Enquanto Jesus se encaminha decididamente para a Cruz, nenhum deles se compadece dos sofrimentos que esperam o Mestre e está pronto a servir de amparo, mas intrigam-se entre si, procurando egoisticamente o proveito próprio. Que desajeitados! Teriam merecido com justiça a rejeição de Jesus, mas não aconteceu isso. Apesar das suas evidentes limitações pessoais, Jesus não lhes retirou a confiança. «Que deceção a de Cristo. No entanto – observa Mons. Ocáriz – confiou-lhes a Igreja, como agora no-la confia a nós, que também caímos em disputas e divisões»[1].

«O que nos diz tudo isto? – perguntava-se Bento XVI – Recorda-nos que a lógica de Deus é sempre "outra" em relação à nossa, como o próprio Deus revelou pela boca do profeta Isaías: "Os meus pensamentos não são os vossos, / e o vosso modo de agir não é o meu" (Is 55, 8). Por isso, seguir o Senhor exige sempre do homem uma profunda conversão – de todos nós – uma mudança do modo de pensar e de viver, requer que abramos o coração à escuta, para nos deixarmos iluminar e transformar interiormente»[2].

Jesus tem paciência com as faltas daqueles homens e explica-lhes a Sua lógica, a lógica do amor que se faz serviço até à entrega total: «Quem quiser ser o primeiro será o último de todos e o servo de todos» (v. 35). E para que este ensinamento lhes entrasse pelos olhos, «tomando uma criança, colocou-a no meio deles, abraçou-a e disse-lhes: “Quem receber uma destas crianças em meu nome é a Mim que recebe; e quem Me receber não Me recebe a Mim, mas Àquele que Me enviou”» (vv. 36-37).

«Não vos encanta este modo de proceder de Jesus?

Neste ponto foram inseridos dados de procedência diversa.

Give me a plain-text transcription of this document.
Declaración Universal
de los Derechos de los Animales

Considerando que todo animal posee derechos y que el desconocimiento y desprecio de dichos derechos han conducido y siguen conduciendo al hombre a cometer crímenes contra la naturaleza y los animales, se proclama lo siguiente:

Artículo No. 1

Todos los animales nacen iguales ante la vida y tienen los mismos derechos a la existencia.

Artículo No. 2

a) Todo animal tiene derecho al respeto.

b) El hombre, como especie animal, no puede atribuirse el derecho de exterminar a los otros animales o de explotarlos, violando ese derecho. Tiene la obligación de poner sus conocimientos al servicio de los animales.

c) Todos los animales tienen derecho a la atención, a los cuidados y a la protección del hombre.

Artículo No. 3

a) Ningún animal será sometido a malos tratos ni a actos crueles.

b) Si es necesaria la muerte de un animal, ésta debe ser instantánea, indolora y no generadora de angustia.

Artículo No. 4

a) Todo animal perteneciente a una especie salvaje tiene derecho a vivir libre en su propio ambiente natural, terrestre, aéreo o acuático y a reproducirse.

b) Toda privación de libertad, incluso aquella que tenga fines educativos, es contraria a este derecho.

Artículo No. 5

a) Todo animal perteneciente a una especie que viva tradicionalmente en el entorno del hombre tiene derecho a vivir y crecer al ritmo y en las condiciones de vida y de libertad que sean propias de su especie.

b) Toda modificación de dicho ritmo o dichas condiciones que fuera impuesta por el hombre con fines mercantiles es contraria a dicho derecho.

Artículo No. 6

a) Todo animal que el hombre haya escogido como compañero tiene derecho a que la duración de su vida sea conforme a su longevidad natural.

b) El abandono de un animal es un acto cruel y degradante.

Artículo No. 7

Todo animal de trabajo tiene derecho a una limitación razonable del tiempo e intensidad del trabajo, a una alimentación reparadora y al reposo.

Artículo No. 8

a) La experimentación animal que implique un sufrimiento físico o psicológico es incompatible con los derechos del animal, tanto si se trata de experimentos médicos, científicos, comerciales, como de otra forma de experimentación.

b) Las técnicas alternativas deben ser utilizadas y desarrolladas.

Ensina-lhes a doutrina e, para que a entendam, dá-lhes um exemplo vivo. Chama um menino, daqueles que estariam a correr pela casa, e estreita-o contra o seu peito. Este silêncio eloquente de Nosso Senhor! Já disse tudo: Ele ama os que se fazem como meninos. Em seguida, acrescenta que o resultado desta simplicidade, desta humildade de espírito é poder abraçá-lo a Ele e ao Pai que está nos Céus»[3].

Deus, que é realmente grande, não tem medo de Se rebaixar e ser o último. Jesus identifica-Se com a criança. Fez-Se pequeno. Pelo contrário, nós, que somos pequenos, pensamos que somos grandes e aspiramos a ser os primeiros porque somos orgulhosos. Seguir a Cristo é difícil, mas só quem se faz pequeno como Ele alcançará coisas grandes.


[1] Fernando Ocáriz, À Luz do Evangelho.

[2] Bento XVI, Angelus, 23/09/2012.

[3] S. Josemaria, Amigos de Deus, n. 102.